Isosurfaces of spatial POD modes 1–4

Fig. 9
figure 9

Isosurfaces of spatial Koopman modes 1–4

Similar spatial structures as in the POD modes are found in the Koopman modes, shown in Fig. 9, as they are also dominated by the counter rotating vortices. Mode 1 should per definition be the same as POD mode 1, since the first mode is the mean flow for both methods. For the fluctuating modes the spatial structures in Koopman mode 2, are very similar to those in POD modes 2 and 3. Also the structures in Koopman mode 4 are similar to those in POD mode 4 and 5. However the Koopman modes are not as smooth as the POD modes. If this is due to that Koopman mode decomposition need more snapshots to converge or if it is a inherent property of Koopman modes is at the moment not clear.

To compare the modes extracted by the different decomposition methodologies the frequencies of time coefficients of the POD are compared to the frequencies of the Koopman modes. The frequencies for the POD modes 2-4 and the full spectrum of all Koopman modes are plotted in Fig. 10. For the Koopman mode decomposition the dominant mode has frequency around St = 0.08. POD modes 2 and 3 have very similar frequency spectrum and have a peak close to St = 0.08. This is consistent with that the spatial modes of the two decomposition methods look similar. This is also true for POD mode 4, which excite higher frequencies in a broad range, including the frequency of Koopman mode 4 that has similar spatial structures.

Fig. 10
figure 10

Spectrum of individual POD modes (left mode 2, middle mode 3, right mode 4) compared to frequencies of all Koopman modes. Each spectrum is normalized by its highest amplitude

6 Conclusions

The flow around the Aerodynamic Train Model has been investigated, with a special focus on the wake flow. Grid convergence is proven by comparing velocity profiles for different resolutions of the mesh, where the results for the medium and fine meshes showed little discrepancy, while the results for the coarse mesh did not match the other profiles.
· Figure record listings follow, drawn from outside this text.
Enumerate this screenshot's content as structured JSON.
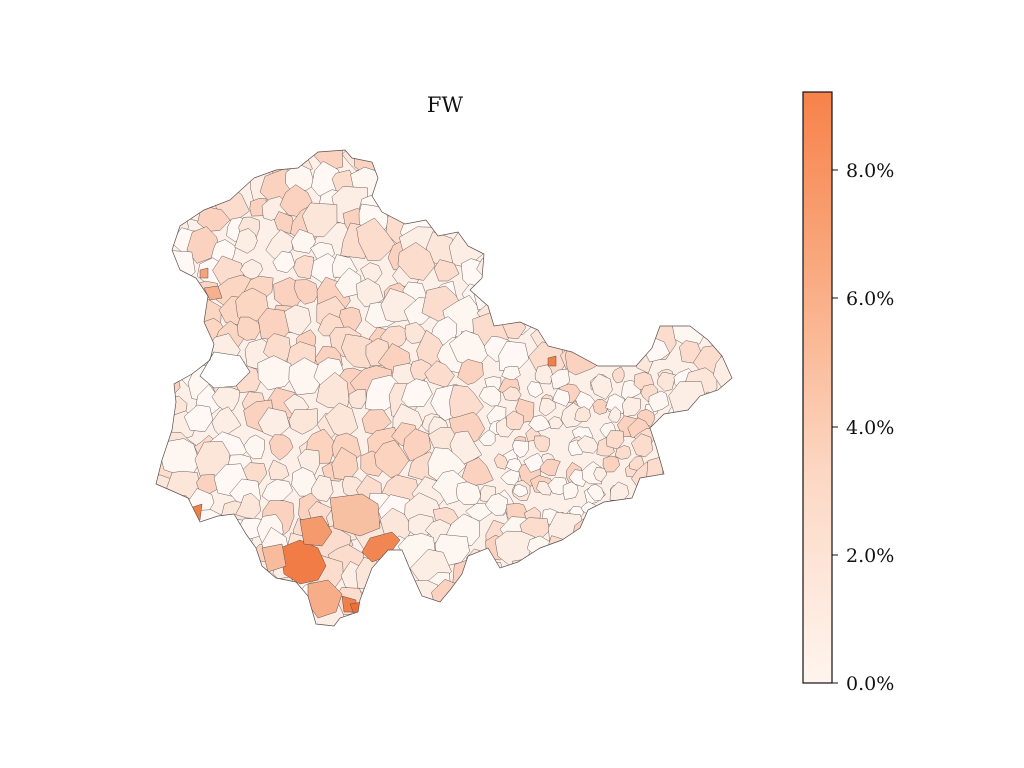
{
  "title": "FW",
  "colorbar": {
    "tick_labels": [
      "0.0%",
      "2.0%",
      "4.0%",
      "6.0%",
      "8.0%"
    ],
    "tick_values": [
      0,
      2,
      4,
      6,
      8
    ],
    "min": 0,
    "max": 9.2,
    "color_low": "#fff5ee",
    "color_high": "#f7824a"
  },
  "map": {
    "fill_base": "#fdf1ea",
    "border_color": "#5a4f4f",
    "highlight_colors": [
      "#f08c5c",
      "#f5a27b",
      "#f9c4a9"
    ]
  }
}
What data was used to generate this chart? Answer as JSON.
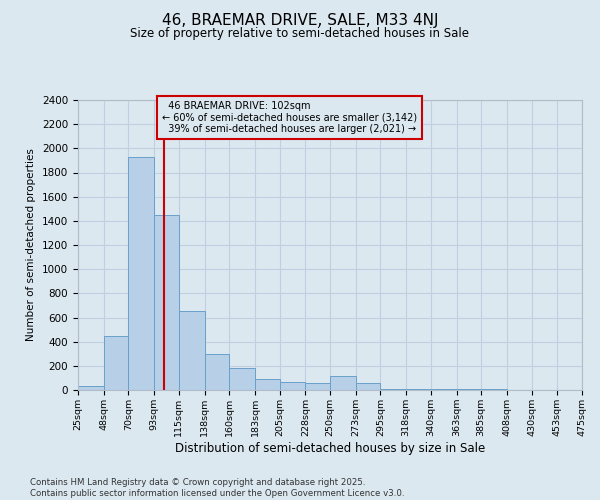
{
  "title": "46, BRAEMAR DRIVE, SALE, M33 4NJ",
  "subtitle": "Size of property relative to semi-detached houses in Sale",
  "xlabel": "Distribution of semi-detached houses by size in Sale",
  "ylabel": "Number of semi-detached properties",
  "property_label": "46 BRAEMAR DRIVE: 102sqm",
  "smaller_text": "← 60% of semi-detached houses are smaller (3,142)",
  "larger_text": "39% of semi-detached houses are larger (2,021) →",
  "property_size": 102,
  "bin_edges": [
    25,
    48,
    70,
    93,
    115,
    138,
    160,
    183,
    205,
    228,
    250,
    273,
    295,
    318,
    340,
    363,
    385,
    408,
    430,
    453,
    475
  ],
  "bar_heights": [
    30,
    450,
    1930,
    1450,
    650,
    300,
    185,
    90,
    70,
    55,
    120,
    60,
    10,
    5,
    5,
    5,
    5,
    3,
    3,
    2
  ],
  "bar_color": "#b8cfe8",
  "bar_edge_color": "#6aa0cc",
  "line_color": "#cc0000",
  "annotation_box_color": "#cc0000",
  "grid_color": "#c0d0e0",
  "background_color": "#dce8f0",
  "ylim": [
    0,
    2400
  ],
  "yticks": [
    0,
    200,
    400,
    600,
    800,
    1000,
    1200,
    1400,
    1600,
    1800,
    2000,
    2200,
    2400
  ],
  "footer_line1": "Contains HM Land Registry data © Crown copyright and database right 2025.",
  "footer_line2": "Contains public sector information licensed under the Open Government Licence v3.0."
}
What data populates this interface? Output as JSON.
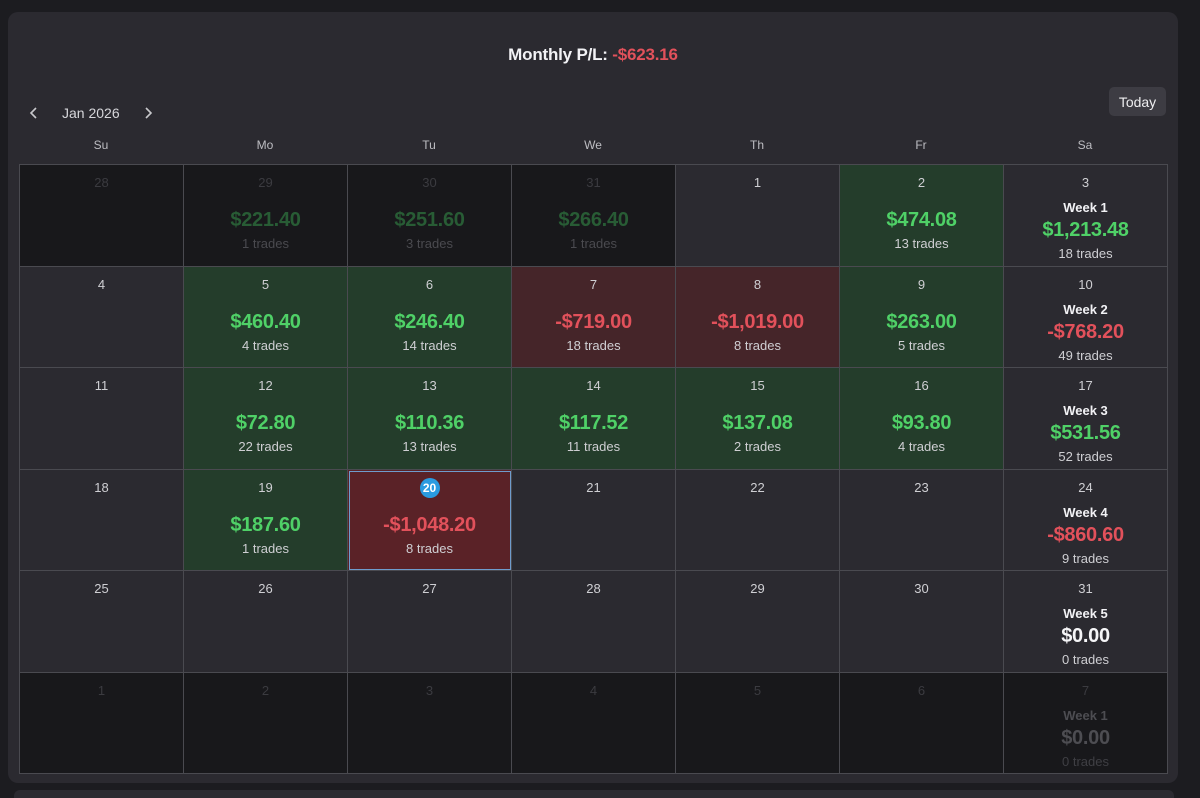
{
  "header": {
    "monthly_label": "Monthly P/L:",
    "monthly_value": "-$623.16"
  },
  "nav": {
    "prev_icon": "chevron-left-icon",
    "month_label": "Jan 2026",
    "next_icon": "chevron-right-icon",
    "today_label": "Today"
  },
  "colors": {
    "positive": "#4fd167",
    "negative": "#e2515b",
    "today": "#2a9be0"
  },
  "weekdays": [
    "Su",
    "Mo",
    "Tu",
    "We",
    "Th",
    "Fr",
    "Sa"
  ],
  "weeks": [
    {
      "days": [
        {
          "num": "28",
          "outside": true
        },
        {
          "num": "29",
          "outside": true,
          "amount": "$221.40",
          "sign": "pos",
          "trades": "1 trades"
        },
        {
          "num": "30",
          "outside": true,
          "amount": "$251.60",
          "sign": "pos",
          "trades": "3 trades"
        },
        {
          "num": "31",
          "outside": true,
          "amount": "$266.40",
          "sign": "pos",
          "trades": "1 trades"
        },
        {
          "num": "1"
        },
        {
          "num": "2",
          "amount": "$474.08",
          "sign": "pos",
          "trades": "13 trades"
        }
      ],
      "summary": {
        "num": "3",
        "label": "Week 1",
        "amount": "$1,213.48",
        "sign": "pos",
        "trades": "18 trades"
      }
    },
    {
      "days": [
        {
          "num": "4"
        },
        {
          "num": "5",
          "amount": "$460.40",
          "sign": "pos",
          "trades": "4 trades"
        },
        {
          "num": "6",
          "amount": "$246.40",
          "sign": "pos",
          "trades": "14 trades"
        },
        {
          "num": "7",
          "amount": "-$719.00",
          "sign": "neg",
          "trades": "18 trades"
        },
        {
          "num": "8",
          "amount": "-$1,019.00",
          "sign": "neg",
          "trades": "8 trades"
        },
        {
          "num": "9",
          "amount": "$263.00",
          "sign": "pos",
          "trades": "5 trades"
        }
      ],
      "summary": {
        "num": "10",
        "label": "Week 2",
        "amount": "-$768.20",
        "sign": "neg",
        "trades": "49 trades"
      }
    },
    {
      "days": [
        {
          "num": "11"
        },
        {
          "num": "12",
          "amount": "$72.80",
          "sign": "pos",
          "trades": "22 trades"
        },
        {
          "num": "13",
          "amount": "$110.36",
          "sign": "pos",
          "trades": "13 trades"
        },
        {
          "num": "14",
          "amount": "$117.52",
          "sign": "pos",
          "trades": "11 trades"
        },
        {
          "num": "15",
          "amount": "$137.08",
          "sign": "pos",
          "trades": "2 trades"
        },
        {
          "num": "16",
          "amount": "$93.80",
          "sign": "pos",
          "trades": "4 trades"
        }
      ],
      "summary": {
        "num": "17",
        "label": "Week 3",
        "amount": "$531.56",
        "sign": "pos",
        "trades": "52 trades"
      }
    },
    {
      "days": [
        {
          "num": "18"
        },
        {
          "num": "19",
          "amount": "$187.60",
          "sign": "pos",
          "trades": "1 trades"
        },
        {
          "num": "20",
          "today": true,
          "amount": "-$1,048.20",
          "sign": "neg",
          "trades": "8 trades"
        },
        {
          "num": "21"
        },
        {
          "num": "22"
        },
        {
          "num": "23"
        }
      ],
      "summary": {
        "num": "24",
        "label": "Week 4",
        "amount": "-$860.60",
        "sign": "neg",
        "trades": "9 trades"
      }
    },
    {
      "days": [
        {
          "num": "25"
        },
        {
          "num": "26"
        },
        {
          "num": "27"
        },
        {
          "num": "28"
        },
        {
          "num": "29"
        },
        {
          "num": "30"
        }
      ],
      "summary": {
        "num": "31",
        "label": "Week 5",
        "amount": "$0.00",
        "sign": "zero",
        "trades": "0 trades"
      }
    },
    {
      "days": [
        {
          "num": "1",
          "outside": true
        },
        {
          "num": "2",
          "outside": true
        },
        {
          "num": "3",
          "outside": true
        },
        {
          "num": "4",
          "outside": true
        },
        {
          "num": "5",
          "outside": true
        },
        {
          "num": "6",
          "outside": true
        }
      ],
      "summary": {
        "num": "7",
        "outside": true,
        "label": "Week 1",
        "amount": "$0.00",
        "sign": "zero",
        "trades": "0 trades"
      }
    }
  ]
}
The computed flow is decomposed into POD and Koopman modes. The convergence of the POD modes is investiged by comparing the modes for different numbers of snapshots. From the convergence of the modes and by looking at the basis functions, a strong symmetry in the structures of consecutive modes is found. A further example of the symmetry between the modes is identified from the frequencies of the time coefficients of the POD modes. Modes 2 and 3 are found to have very similar spectral content. These modes are connected to the convection of a flow structure. The first mode demonstrated the presence of two counter rotating vortices and the other modes are perturbations around this mean structure. The Koopman spatial modes show the same type of flow structures as the POD modes. The dominant Koopman mode has frequencies around St = 0.08. The decomposed modes give insight into the flow structures that dominate the wake and further research is needed to identify the behavior and origin of these flow structures.